1. Nucleoside derivatives with photolabile protecting groups of the general formula (I)
With
R ¹ = H, NO ₂ , CN, OCH ₃ , halogen, alkyl, alkoxy or alkoxyalkyl radical having 1 to 4 carbon atoms
R ² = H, OCH ₃ , NO ₂ , CN, halogen, alkoxy, alkoxyalkyl or alkyl radical having 1 to 4 carbon atoms or an aryl radical
R ³ = H, halogen, NO ₂ , CN, alkyl radical with 1 to 4 carbon atoms or aryl radical or aliphatic acyl radical with 2 to 5 carbon atoms
R ⁴ = H, halogen, OCH ₃ , CN, NO ₂ , alkoxy, alkoxyalkyl or alkyl radical having 1 to 4 carbon atoms or aryl radical
R ⁵ = H or a protective group customary in the production of oligonucleotides
R ⁶ = H, OH, halogen, alkoxy or alkoxyalkyl radical with 1 to 4 C atoms or XR ⁸ , where X = O or S and R ⁸ = a protective group customary in nucleotide chemistry
R ⁷ = H, NO ₂ , CN, OCH ₃ , halogen, alkyl or alkoxyalkyl group with 1 to 4 carbon atoms or an aryl radical
X = SO ₂ , OCO, OCS
B = H, adenine, cytosine, guanine, thymine, uracil, 2,6-diaminopurin-9-yl, hypoxanthine-9-yl, 5-methylcytosin-1-yl, 5-amino-4-imidazole carbonate 1-yl or 5-amino-4-imidazolecarboxamide-3-yl, where in the case of B = adenine, cytosine or guanine the primary amino function may have a permanent protective group or thymine or uracil at the O ⁴ position may have a permanent protective group having. 2. Nucleoside derivative according to claim 1, wherein in the case of R ⁴ ≠ HR ¹ , R ² and R ^{3 are} each H. 3. A nucleoside derivative according to claim 1, wherein in the case of R ² = OCH ₃ R ³ = H. 4. Nucleoside derivative according to any one of claims 1-3, wherein R ⁴ = CH ₃ . 5. Nucleoside derivative according to any one of claims 1 to 4, wherein the usual functional group for the preparation of oligonucleotides at position R ^{5 is} a phosphitamide group of the formula
p-NC-CH ₂ -CH ₂ -OPN (Q) ₂ , p-NC-C ₆ H ₄ -CH ₂ -CH ₂ -OPN (Q) ₂ , p-NO ₂ - C ₆ H ₄ -CH ₂ - Is CH ₂ -OPN (Q) ₂ or OH ₂ = CH-CH ₂ -OPN (Q) ₂ ,
where the Q groups can be the same or different and mean linear or branched alkyl radicals having 1 to 4 carbon atoms. 6. A nucleoside derivative according to claim 5, wherein the Y group is ethyl or iso is propyl. 7. Nucleoside derivative according to any one of claims 1-6, wherein the radical R ⁸ in the group XR ⁸ at position R ⁶ in the case of X = O is an alkyl, alkylene, acetal or silyl ether group or in Case of X = S is an alkyl group. 8. A nucleoside derivative according to claim 7, wherein halogen F, Cl or Br means tet.   9. A process for the preparation of nucleoside derivatives according to any one of claims 1-8, wherein

• 1. a compound of the general formula (II)
  

in which R ¹ , R ² , R ³ , R ⁴ , R ⁷ and X have the meaning given above,
with N-methylimidazole, pyridine, N, N-dimethylaminopyridine, triazole or tetrazole, or (a2) a compound of the general formula (V)
Y = C = O or C = S
reacted with a methylating agent and the product obtained can react with an alcohol and then (b) the acylation reagent (IV) formed in step (a1) or (a2)
Y = C = O or C = S
with a nucleoside of the general formula (IX)

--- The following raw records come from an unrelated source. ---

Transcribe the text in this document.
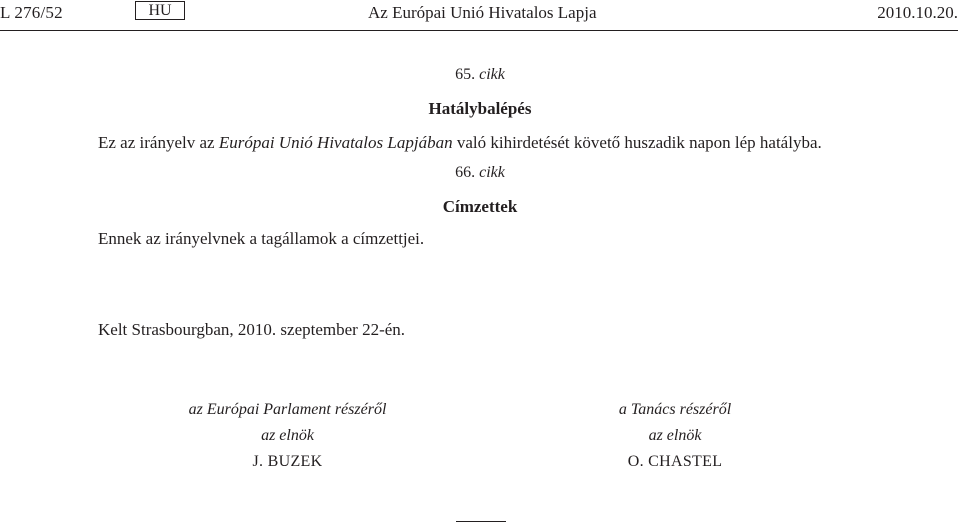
L 276/52	HU	Az Európai Unió Hivatalos Lapja	2010.10.20.
65. cikk
Hatálybalépés
Ez az irányelv az Európai Unió Hivatalos Lapjában való kihirdetését követő huszadik napon lép hatályba.
66. cikk
Címzettek
Ennek az irányelvnek a tagállamok a címzettjei.
Kelt Strasbourgban, 2010. szeptember 22-én.
az Európai Parlament részéről
az elnök
J. BUZEK
a Tanács részéről
az elnök
O. CHASTEL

in which R ⁵ , R ⁶ and B have the meaning given above, can react. 10. The method according to claim 9, wherein in the 5'-position of the resulting nucleoside derivatives, a phosphitamide group of the formula
p-NC-CH ₂ -CH ₂ -OPN (Q) ₂ , p-NC-C ₆ H ₄ -CH ₂ -CH ₂ -OPN (Q) ₂ , p-NO ₂ - C ₆ H ₄ -CH ₂ - Is CH ₂ -OPN (Q) ₂ or CH ₂ = CH-CH ₂ -OPN (Q) ₂ ,
where the Q groups may be the same or different and represent linear or branched alkyl radicals having 1 to 4 carbon atoms. 11. The method according to claim 9 or 10, wherein step (a) in a pola ren organic solvents at temperatures between -10 and + 10 ° C. carries out. 12. The method of claim 1 l, wherein the polar solvent dichlorme than is. 13. The method according to claim 11 or 12, wherein the temperature about 0 ° C.  is. 14. The method according to any one of claims 9 to 13, wherein step (b) in Dichloromethane or a solvent containing dichloromethane mixed at temperatures of approx. 0 ° C. 15. The method according to any one of claims 1 to 14, wherein in step (b) submit the acylating agent formed in step (a) in dichloromethane and the nucleoside is added dropwise. 17. Use of the nucleoside derivatives according to one of claims 1 to 8 for the construction of oligonucleotides or nucleic acid chips. 18. Nucleic acid chip, in which the via a light-controlled synthesis built oligomers are coupled via the 5 'end to the solid phase.